Slow Cooker Beef Stew
Achieving deep, beefy flavor in a stew usually means browning the meat—but we wanted all that richness without the extra work. Instead, we built layers of flavor by browning tomato paste with the aromatics, creating a robust, complex base that pairs beautifully with a glass of our red wine. The mix of chicken and beef broths amplifies the savory depth, while a splash of soy sauce adds an unexpected umami note that complements both earthy and fruit-forward wines. With tender-yet-distinct potatoes and carrots gently steamed in a foil packet above the stew, every bite offers balanced texture and warmth—perfect alongside a bold Walla Walla Cabernet Sauvignon, Syrah, or Malbec.
Ingredients
- 3 Tbl olive oil
- 3 onions, minced
- 1/4 cup tomato paste
- 6 garlic cloves, minced
- 1 Tbl minced fresh thyme or 1 tsp dried
- 1/3 cup all-purpose flour
- 1 1/2 C low-sodium chicken broth
- 1 1/2 C beef broth
- 1/3 C soy sauce
- 2 bay leaves
- 1 (4-lb) boneless beef chick roast trimmed and cut into 1 1/2 inch chunks
- 1 1/2 pounds red potatoes, scrubbed and cut into 1-inch chunks
- 1 Lb carrots peeled, halved lengthwise, and sliced 1 inch thick
- 2 Cups frozen peas
Directions
- Heat 2 tablespoons oil in 12 inch skillet over medium-high heat until shimmering. Add onions, tomato paste, garlic and thyme and cook until onions are softened and lightly browned, 8-10 min. Stir in flour and cook for 1 minute. Slowly wisk in chicken broth, scraping up any browned bits and smoothing out any lumps; transfer to the slow cooker.

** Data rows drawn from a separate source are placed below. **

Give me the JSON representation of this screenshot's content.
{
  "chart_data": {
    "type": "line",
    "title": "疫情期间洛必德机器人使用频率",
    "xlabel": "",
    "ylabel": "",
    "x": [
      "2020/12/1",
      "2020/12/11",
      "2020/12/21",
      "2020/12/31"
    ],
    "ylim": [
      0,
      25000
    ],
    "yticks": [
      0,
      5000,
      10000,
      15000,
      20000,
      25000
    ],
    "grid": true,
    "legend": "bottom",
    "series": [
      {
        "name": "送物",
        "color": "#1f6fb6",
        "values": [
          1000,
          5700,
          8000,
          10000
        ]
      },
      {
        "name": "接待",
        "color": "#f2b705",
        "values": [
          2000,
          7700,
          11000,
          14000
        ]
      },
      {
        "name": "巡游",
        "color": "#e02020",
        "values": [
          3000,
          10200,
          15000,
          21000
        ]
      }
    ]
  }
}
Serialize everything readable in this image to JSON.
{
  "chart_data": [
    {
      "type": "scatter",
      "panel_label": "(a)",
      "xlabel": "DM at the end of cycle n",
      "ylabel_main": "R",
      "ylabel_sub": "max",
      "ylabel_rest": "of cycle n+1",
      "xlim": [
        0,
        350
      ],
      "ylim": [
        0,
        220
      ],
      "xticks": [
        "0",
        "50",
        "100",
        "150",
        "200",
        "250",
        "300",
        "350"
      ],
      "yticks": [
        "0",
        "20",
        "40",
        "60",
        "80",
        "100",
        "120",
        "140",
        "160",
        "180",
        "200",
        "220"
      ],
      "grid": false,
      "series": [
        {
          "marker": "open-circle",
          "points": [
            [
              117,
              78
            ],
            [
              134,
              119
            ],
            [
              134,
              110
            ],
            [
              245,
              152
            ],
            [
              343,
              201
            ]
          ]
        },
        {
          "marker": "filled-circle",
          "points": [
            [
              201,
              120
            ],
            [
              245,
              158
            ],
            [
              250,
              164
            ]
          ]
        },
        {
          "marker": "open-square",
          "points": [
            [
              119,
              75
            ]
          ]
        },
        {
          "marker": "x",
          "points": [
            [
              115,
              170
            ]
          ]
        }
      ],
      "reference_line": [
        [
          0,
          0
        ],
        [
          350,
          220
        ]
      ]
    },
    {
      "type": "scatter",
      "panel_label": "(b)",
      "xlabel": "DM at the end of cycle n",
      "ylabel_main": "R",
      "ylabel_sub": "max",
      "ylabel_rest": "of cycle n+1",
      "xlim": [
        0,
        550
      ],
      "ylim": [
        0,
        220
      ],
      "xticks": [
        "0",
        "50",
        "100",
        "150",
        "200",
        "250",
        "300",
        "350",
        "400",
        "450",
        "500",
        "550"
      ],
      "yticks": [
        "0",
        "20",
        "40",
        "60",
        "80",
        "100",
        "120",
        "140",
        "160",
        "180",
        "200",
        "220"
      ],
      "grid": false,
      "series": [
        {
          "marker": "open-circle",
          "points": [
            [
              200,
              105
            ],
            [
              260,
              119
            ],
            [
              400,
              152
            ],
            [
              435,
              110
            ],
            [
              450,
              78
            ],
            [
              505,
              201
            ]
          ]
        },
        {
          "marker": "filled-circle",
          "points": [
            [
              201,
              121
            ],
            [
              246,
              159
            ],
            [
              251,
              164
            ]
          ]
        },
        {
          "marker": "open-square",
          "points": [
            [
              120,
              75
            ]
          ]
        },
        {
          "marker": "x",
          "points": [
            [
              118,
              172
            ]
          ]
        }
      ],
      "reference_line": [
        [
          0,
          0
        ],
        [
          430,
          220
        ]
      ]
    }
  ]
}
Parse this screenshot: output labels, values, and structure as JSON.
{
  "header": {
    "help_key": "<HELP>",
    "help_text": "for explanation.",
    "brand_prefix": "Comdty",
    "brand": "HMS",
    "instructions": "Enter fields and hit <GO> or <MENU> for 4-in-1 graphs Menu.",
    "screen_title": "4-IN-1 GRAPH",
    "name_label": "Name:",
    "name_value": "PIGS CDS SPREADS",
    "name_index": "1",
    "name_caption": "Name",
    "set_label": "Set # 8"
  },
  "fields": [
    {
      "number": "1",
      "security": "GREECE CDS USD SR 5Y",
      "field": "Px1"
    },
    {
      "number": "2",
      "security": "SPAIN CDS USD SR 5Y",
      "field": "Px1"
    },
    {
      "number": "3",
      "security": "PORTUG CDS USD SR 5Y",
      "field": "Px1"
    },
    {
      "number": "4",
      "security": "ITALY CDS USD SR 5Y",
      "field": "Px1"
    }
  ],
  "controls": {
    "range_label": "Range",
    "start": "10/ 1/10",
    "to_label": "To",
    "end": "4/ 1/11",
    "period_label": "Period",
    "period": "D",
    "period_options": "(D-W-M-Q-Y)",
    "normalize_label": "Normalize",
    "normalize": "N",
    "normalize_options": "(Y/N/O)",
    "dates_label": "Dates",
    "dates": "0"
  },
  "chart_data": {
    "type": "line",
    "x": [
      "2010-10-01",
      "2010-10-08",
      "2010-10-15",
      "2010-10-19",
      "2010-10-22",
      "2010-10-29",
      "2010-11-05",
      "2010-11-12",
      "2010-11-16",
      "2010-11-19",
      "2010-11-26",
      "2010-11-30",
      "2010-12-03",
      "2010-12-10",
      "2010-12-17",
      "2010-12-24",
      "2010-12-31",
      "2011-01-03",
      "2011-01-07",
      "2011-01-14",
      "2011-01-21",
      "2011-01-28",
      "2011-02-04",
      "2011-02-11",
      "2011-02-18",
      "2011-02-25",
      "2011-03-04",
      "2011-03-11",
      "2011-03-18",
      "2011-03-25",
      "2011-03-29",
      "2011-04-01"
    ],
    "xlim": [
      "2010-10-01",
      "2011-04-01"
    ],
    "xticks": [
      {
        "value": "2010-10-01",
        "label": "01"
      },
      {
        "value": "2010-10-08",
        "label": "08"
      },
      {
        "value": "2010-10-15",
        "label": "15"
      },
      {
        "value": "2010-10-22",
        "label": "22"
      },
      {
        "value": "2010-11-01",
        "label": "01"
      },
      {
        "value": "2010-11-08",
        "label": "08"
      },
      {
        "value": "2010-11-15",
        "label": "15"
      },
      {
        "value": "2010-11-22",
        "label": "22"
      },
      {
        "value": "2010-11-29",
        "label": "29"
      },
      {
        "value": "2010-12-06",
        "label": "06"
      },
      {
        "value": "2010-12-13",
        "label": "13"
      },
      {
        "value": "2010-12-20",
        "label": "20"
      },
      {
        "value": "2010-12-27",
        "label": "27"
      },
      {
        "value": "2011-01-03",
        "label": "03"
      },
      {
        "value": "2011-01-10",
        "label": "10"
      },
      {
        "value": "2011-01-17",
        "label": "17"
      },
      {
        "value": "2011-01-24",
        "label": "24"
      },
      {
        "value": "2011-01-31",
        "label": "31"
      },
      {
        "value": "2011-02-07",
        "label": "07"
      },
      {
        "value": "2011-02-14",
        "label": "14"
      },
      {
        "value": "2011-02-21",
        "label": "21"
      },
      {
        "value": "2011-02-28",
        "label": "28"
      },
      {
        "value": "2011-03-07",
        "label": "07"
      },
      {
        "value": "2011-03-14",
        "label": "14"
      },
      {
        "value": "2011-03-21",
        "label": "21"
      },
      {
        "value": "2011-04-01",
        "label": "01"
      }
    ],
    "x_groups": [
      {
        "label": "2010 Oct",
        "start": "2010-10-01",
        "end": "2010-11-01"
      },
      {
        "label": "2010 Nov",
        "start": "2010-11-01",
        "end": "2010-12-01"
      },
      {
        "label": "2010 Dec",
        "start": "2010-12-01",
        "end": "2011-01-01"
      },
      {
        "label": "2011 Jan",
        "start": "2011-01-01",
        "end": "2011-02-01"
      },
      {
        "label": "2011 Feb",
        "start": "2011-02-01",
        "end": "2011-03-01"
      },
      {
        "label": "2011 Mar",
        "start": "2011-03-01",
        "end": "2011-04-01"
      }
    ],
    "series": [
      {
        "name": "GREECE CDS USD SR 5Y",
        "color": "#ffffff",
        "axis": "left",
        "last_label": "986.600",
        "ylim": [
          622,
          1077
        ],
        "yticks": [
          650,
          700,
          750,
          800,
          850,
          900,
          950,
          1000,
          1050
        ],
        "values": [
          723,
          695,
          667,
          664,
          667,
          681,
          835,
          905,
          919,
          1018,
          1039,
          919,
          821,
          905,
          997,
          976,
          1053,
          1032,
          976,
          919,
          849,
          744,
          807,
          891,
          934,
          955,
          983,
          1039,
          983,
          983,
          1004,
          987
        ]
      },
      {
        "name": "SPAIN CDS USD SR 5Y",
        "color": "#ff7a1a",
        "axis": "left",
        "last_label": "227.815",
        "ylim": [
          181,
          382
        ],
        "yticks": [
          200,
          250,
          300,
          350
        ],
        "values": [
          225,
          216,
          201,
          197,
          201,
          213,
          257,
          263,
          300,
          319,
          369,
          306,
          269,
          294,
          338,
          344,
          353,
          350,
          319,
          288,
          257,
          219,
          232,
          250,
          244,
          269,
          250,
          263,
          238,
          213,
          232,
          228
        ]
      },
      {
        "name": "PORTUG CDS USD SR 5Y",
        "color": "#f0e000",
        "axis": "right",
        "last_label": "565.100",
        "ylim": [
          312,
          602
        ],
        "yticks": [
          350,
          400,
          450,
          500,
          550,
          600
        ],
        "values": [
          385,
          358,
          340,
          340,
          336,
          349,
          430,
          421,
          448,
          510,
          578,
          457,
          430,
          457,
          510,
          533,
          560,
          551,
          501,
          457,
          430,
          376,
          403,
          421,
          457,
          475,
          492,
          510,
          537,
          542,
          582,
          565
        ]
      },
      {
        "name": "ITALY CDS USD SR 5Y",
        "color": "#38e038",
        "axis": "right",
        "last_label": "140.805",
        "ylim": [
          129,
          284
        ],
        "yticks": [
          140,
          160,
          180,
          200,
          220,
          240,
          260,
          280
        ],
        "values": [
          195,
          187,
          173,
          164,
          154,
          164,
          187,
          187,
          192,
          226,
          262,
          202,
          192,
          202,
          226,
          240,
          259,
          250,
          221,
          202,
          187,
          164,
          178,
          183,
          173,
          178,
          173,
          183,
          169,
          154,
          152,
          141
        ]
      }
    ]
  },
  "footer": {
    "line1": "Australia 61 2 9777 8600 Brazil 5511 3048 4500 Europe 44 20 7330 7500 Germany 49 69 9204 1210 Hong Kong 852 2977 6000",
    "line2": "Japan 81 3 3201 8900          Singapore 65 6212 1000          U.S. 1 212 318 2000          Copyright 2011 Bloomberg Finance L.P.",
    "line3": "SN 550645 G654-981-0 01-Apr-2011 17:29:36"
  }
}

- Stir in beef broth, soy sauce and bay leaves. Season the beef with salt and pepper and wrap in foil packet. Lay foil packet on top of stew. Cover and cook until beef is tender, 9-11 hours on low or 5-7 hours on high.
- Transfer foil packet to plate. Let stew settle for 5 minutes, then remove fat using large spoon. Discard bay leaves.
- Carefully open foil packet (watch for steam), and stir vegetables with any accumulated juice into stew. Stir in peas and let sit until heated through, about 5 minutes. (Adjust stew consistency with additional hot broth as needed.) Season with salt and pepper to taste and serve.